HZ: I know that when she tells Toby, that's the first person that she's ever told. She never told her family. She obviously goes to Marc's place and then ends up not even telling him, so I know she's carried the burden of that secret on her own. But I don't know whether she ends up revealing that to other people.

CM: I would think that it would have to come up again — I don't know if it's something she wants to keep with Toby. I don't know if as she processes it, she moves through everything, if she will feel more inclined to want to be honest. Or would she feel like it's just not necessary, because [Randall and Kevin] are going through their own stuff as is Rebecca?

In season 5, Randall dives deep into learning about his identity, while Justin Hartley told PEOPLE that legacy is top of mind for Kevin, especially with impending fatherhood. What will Kate be exploring as her and Toby's adoption journey continues?

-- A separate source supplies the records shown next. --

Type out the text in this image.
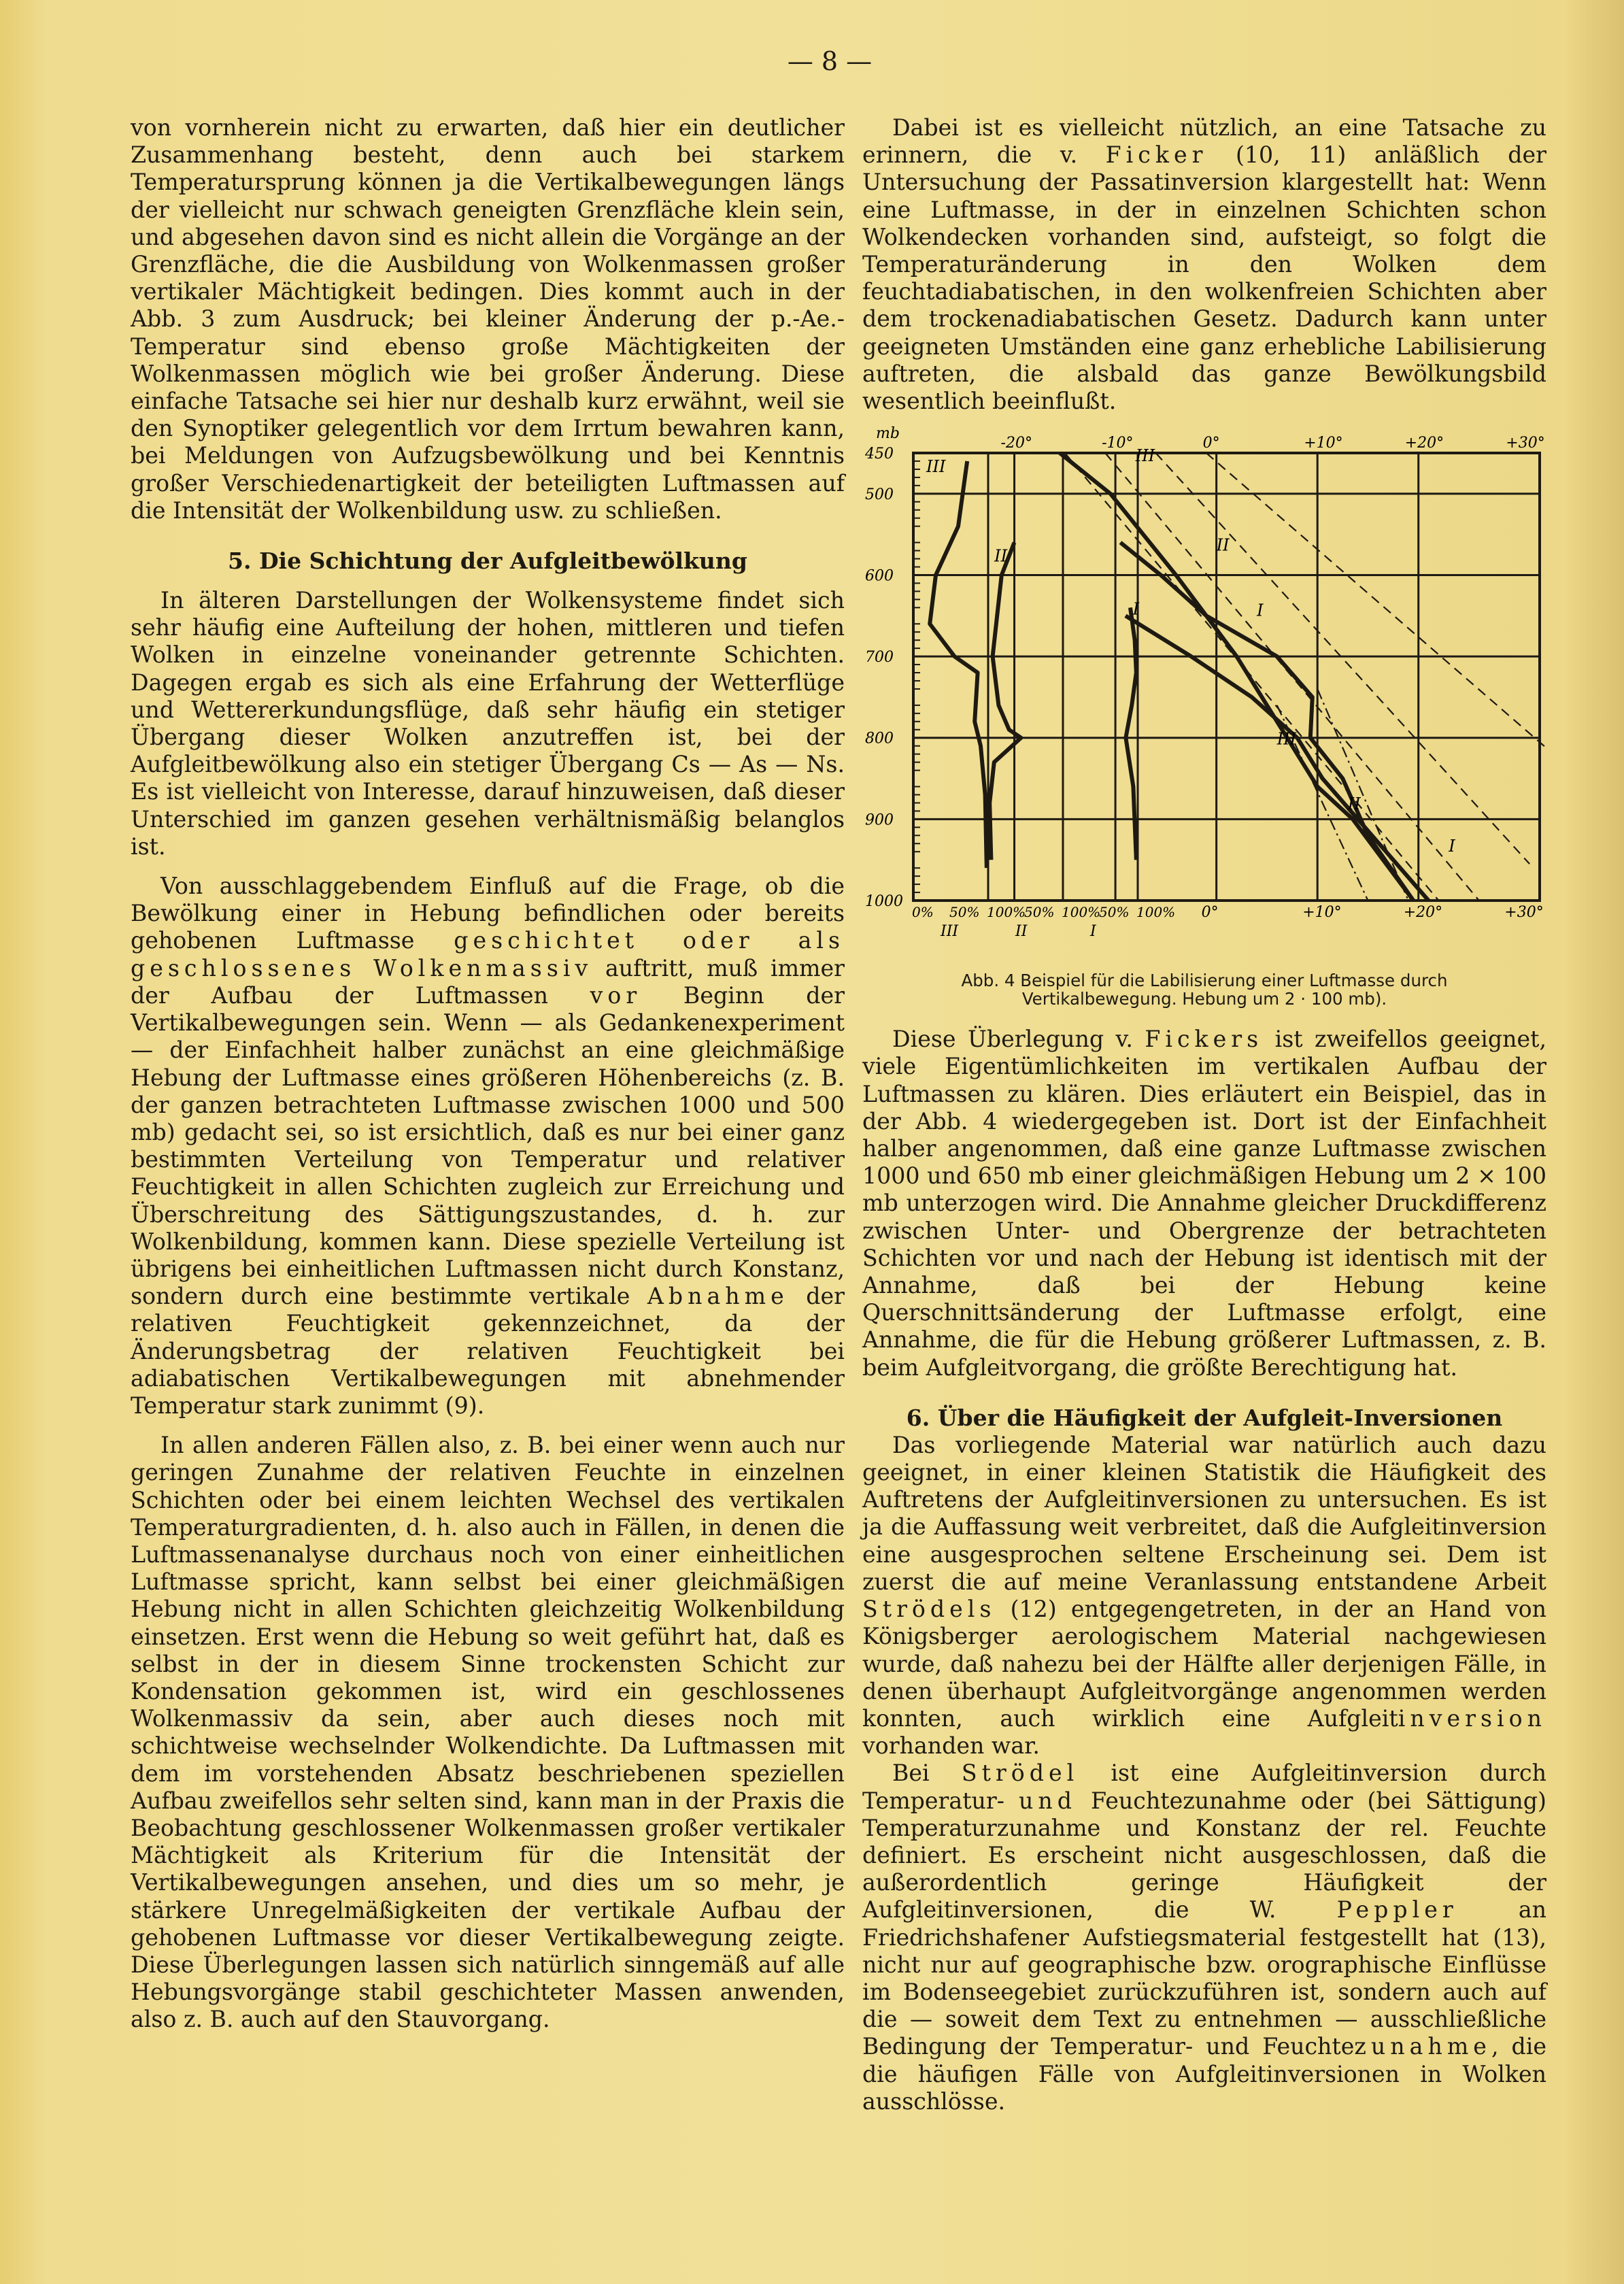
— 8 —

von vornherein nicht zu erwarten, daß hier ein deutlicher Zusammenhang besteht, denn auch bei starkem Temperatursprung können ja die Vertikalbewegungen längs der vielleicht nur schwach geneigten Grenzfläche klein sein, und abgesehen davon sind es nicht allein die Vorgänge an der Grenzfläche, die die Ausbildung von Wolkenmassen großer vertikaler Mächtigkeit bedingen. Dies kommt auch in der Abb. 3 zum Ausdruck; bei kleiner Änderung der p.-Ae.-Temperatur sind ebenso große Mächtigkeiten der Wolkenmassen möglich wie bei großer Änderung. Diese einfache Tatsache sei hier nur deshalb kurz erwähnt, weil sie den Synoptiker gelegentlich vor dem Irrtum bewahren kann, bei Meldungen von Aufzugsbewölkung und bei Kenntnis großer Verschiedenartigkeit der beteiligten Luftmassen auf die Intensität der Wolkenbildung usw. zu schließen.

5. Die Schichtung der Aufgleitbewölkung

In älteren Darstellungen der Wolkensysteme findet sich sehr häufig eine Aufteilung der hohen, mittleren und tiefen Wolken in einzelne voneinander getrennte Schichten. Dagegen ergab es sich als eine Erfahrung der Wetterflüge und Wettererkundungsflüge, daß sehr häufig ein stetiger Übergang dieser Wolken anzutreffen ist, bei der Aufgleitbewölkung also ein stetiger Übergang Cs — As — Ns. Es ist vielleicht von Interesse, darauf hinzuweisen, daß dieser Unterschied im ganzen gesehen verhältnismäßig belanglos ist.

Von ausschlaggebendem Einfluß auf die Frage, ob die Bewölkung einer in Hebung befindlichen oder bereits gehobenen Luftmasse geschichtet oder als geschlossenes Wolkenmassiv auftritt, muß immer der Aufbau der Luftmassen vor Beginn der Vertikalbewegungen sein. Wenn — als Gedankenexperiment — der Einfachheit halber zunächst an eine gleichmäßige Hebung der Luftmasse eines größeren Höhenbereichs (z. B. der ganzen betrachteten Luftmasse zwischen 1000 und 500 mb) gedacht sei, so ist ersichtlich, daß es nur bei einer ganz bestimmten Verteilung von Temperatur und relativer Feuchtigkeit in allen Schichten zugleich zur Erreichung und Überschreitung des Sättigungszustandes, d. h. zur Wolkenbildung, kommen kann. Diese spezielle Verteilung ist übrigens bei einheitlichen Luftmassen nicht durch Konstanz, sondern durch eine bestimmte vertikale Abnahme der relativen Feuchtigkeit gekennzeichnet, da der Änderungsbetrag der relativen Feuchtigkeit bei adiabatischen Vertikalbewegungen mit abnehmender Temperatur stark zunimmt (9).

In allen anderen Fällen also, z. B. bei einer wenn auch nur geringen Zunahme der relativen Feuchte in einzelnen Schichten oder bei einem leichten Wechsel des vertikalen Temperaturgradienten, d. h. also auch in Fällen, in denen die Luftmassenanalyse durchaus noch von einer einheitlichen Luftmasse spricht, kann selbst bei einer gleichmäßigen Hebung nicht in allen Schichten gleichzeitig Wolkenbildung einsetzen. Erst wenn die Hebung so weit geführt hat, daß es selbst in der in diesem Sinne trockensten Schicht zur Kondensation gekommen ist, wird ein geschlossenes Wolkenmassiv da sein, aber auch dieses noch mit schichtweise wechselnder Wolkendichte. Da Luftmassen mit dem im vorstehenden Absatz beschriebenen speziellen Aufbau zweifellos sehr selten sind, kann man in der Praxis die Beobachtung geschlossener Wolkenmassen großer vertikaler Mächtigkeit als Kriterium für die Intensität der Vertikalbewegungen ansehen, und dies um so mehr, je stärkere Unregelmäßigkeiten der vertikale Aufbau der gehobenen Luftmasse vor dieser Vertikalbewegung zeigte. Diese Überlegungen lassen sich natürlich sinngemäß auf alle Hebungsvorgänge stabil geschichteter Massen anwenden, also z. B. auch auf den Stauvorgang.

Dabei ist es vielleicht nützlich, an eine Tatsache zu erinnern, die v. Ficker (10, 11) anläßlich der Untersuchung der Passatinversion klargestellt hat: Wenn eine Luftmasse, in der in einzelnen Schichten schon Wolkendecken vorhanden sind, aufsteigt, so folgt die Temperaturänderung in den Wolken dem feuchtadiabatischen, in den wolkenfreien Schichten aber dem trockenadiabatischen Gesetz. Dadurch kann unter geeigneten Umständen eine ganz erhebliche Labilisierung auftreten, die alsbald das ganze Bewölkungsbild wesentlich beeinflußt.

mb
450
500
600
700
800
900
1000
-20°	-10°	0°	+10°	+20°	+30°
0°	+10°	+20°	+30°
0% 50% 100%
50% 100%
50% 100%
III	II	I
III
II
I
III
II
I
III
II
I
Abb. 4 Beispiel für die Labilisierung einer Luftmasse durch
Vertikalbewegung. Hebung um 2 · 100 mb).

Diese Überlegung v. Fickers ist zweifellos geeignet, viele Eigentümlichkeiten im vertikalen Aufbau der Luftmassen zu klären. Dies erläutert ein Beispiel, das in der Abb. 4 wiedergegeben ist. Dort ist der Einfachheit halber angenommen, daß eine ganze Luftmasse zwischen 1000 und 650 mb einer gleichmäßigen Hebung um 2 × 100 mb unterzogen wird. Die Annahme gleicher Druckdifferenz zwischen Unter- und Obergrenze der betrachteten Schichten vor und nach der Hebung ist identisch mit der Annahme, daß bei der Hebung keine Querschnittsänderung der Luftmasse erfolgt, eine Annahme, die für die Hebung größerer Luftmassen, z. B. beim Aufgleitvorgang, die größte Berechtigung hat.

6. Über die Häufigkeit der Aufgleit-Inversionen

Das vorliegende Material war natürlich auch dazu geeignet, in einer kleinen Statistik die Häufigkeit des Auftretens der Aufgleitinversionen zu untersuchen. Es ist ja die Auffassung weit verbreitet, daß die Aufgleitinversion eine ausgesprochen seltene Erscheinung sei. Dem ist zuerst die auf meine Veranlassung entstandene Arbeit Strödels (12) entgegengetreten, in der an Hand von Königsberger aerologischem Material nachgewiesen wurde, daß nahezu bei der Hälfte aller derjenigen Fälle, in denen überhaupt Aufgleitvorgänge angenommen werden konnten, auch wirklich eine Aufgleitinversion vorhanden war.

Bei Strödel ist eine Aufgleitinversion durch Temperatur- und Feuchtezunahme oder (bei Sättigung) Temperaturzunahme und Konstanz der rel. Feuchte definiert. Es erscheint nicht ausgeschlossen, daß die außerordentlich geringe Häufigkeit der Aufgleitinversionen, die W. Peppler an Friedrichshafener Aufstiegsmaterial festgestellt hat (13), nicht nur auf geographische bzw. orographische Einflüsse im Bodenseegebiet zurückzuführen ist, sondern auch auf die — soweit dem Text zu entnehmen — ausschließliche Bedingung der Temperatur- und Feuchtezunahme, die die häufigen Fälle von Aufgleitinversionen in Wolken ausschlösse.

CM: I think it's about letting the pain go and coming into her own. So much of Kate's journey, because she's been broken for so long, is all about healing. Whether it's through her being a mother or her being a wife, she's just finally owning her power and sadness, and grief, to turn it into empowerment and healing. She has a lot of love to give and she always has. As a mother, it's one of those selfless things that she's really good at doing. I think she understands her relationship with her mom better because she's a mom now. There's just a lot of healing, understanding and sympathy that goes along with, obviously getting older, but growing mentally and emotionally.

Filming for season 5 was a bit hectic in the beginning due to the coronavirus pandemic, specifically for the first few episodes. How has production been lately?

HZ: I started filming when it was episode 4 and our crew and team were so incredible and worked out the kinks, so by the time I came, it was a pretty well-oiled system. It still takes a little bit of getting used to — we're in these, what we call, Barbie plastic boxes, and I have my shield on all the time, because with the prosthetics you can't really wear a mask. There's a bunch of different regulations, but we're so blessed that we actually get to go to work and still make television. It's been cool to see people adapt to how life has to be.

This Is Us airs Tuesdays (9 p.m. ET) on NBC.